Easthampton artists, priced out of studio building, exhibit new work and defiance

A group of about 40 artists from Easthampton, Massachusetts, have mounted a new exhibition titled “Cottage Street Studios, Past and Present” at Easthampton City Arts, nearly a year after rising rents forced many of them out of their longtime studio building at One Cottage Street. The former factory, owned by nonprofit Riverside Industries, had housed a mix of painters, potters, and woodworkers for half a century, but a management change led to rent increases that doubled some tenants’ costs, prompting roughly half of the 80 artists to leave. Fiber artist Andrea Zax organized the show as a defiant act of community reconnection, while artists like Piper Foreso and Matthew Simons described the scattering as devastating to their creative ecosystem.
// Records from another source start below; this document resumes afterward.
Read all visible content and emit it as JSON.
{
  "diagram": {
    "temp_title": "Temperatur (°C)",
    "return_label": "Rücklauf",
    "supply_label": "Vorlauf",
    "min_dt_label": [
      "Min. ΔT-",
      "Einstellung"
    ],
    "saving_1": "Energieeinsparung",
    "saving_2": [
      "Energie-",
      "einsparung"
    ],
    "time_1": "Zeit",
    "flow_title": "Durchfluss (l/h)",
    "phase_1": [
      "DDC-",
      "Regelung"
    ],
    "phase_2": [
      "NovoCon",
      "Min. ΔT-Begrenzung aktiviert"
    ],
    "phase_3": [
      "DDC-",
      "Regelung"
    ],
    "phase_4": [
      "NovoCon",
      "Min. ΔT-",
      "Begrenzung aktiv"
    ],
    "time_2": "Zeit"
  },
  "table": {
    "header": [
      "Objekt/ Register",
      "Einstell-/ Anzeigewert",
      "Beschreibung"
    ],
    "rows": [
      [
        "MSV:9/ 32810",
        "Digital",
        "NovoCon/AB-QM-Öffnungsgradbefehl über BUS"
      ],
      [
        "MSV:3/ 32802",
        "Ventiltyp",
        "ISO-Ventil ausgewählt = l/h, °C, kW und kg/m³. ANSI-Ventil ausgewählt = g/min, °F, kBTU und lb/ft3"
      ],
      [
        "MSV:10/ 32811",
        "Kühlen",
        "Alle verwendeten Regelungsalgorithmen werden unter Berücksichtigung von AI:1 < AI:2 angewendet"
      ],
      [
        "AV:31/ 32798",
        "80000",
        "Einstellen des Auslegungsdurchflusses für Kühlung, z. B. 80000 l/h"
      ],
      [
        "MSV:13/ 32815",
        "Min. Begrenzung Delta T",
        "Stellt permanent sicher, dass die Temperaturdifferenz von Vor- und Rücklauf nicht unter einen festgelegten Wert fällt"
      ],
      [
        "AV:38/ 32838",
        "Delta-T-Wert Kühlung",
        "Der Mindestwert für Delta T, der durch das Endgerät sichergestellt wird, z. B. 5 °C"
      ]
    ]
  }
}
The story matters because it highlights a growing crisis in the American art world: the loss of affordable studio space as real estate pressures and nonprofit financial constraints collide. Easthampton’s city council passed a symbolic resolution supporting artist workspaces but provided no funding, underscoring the gap between political goodwill and economic reality. The exodus from One Cottage Street threatens not only individual careers but the broader creative economy of the Pioneer Valley, where artists have long been a cultural and economic engine. The artists’ determination to continue group exhibitions signals resilience, but their struggle reflects a systemic challenge facing artist communities nationwide.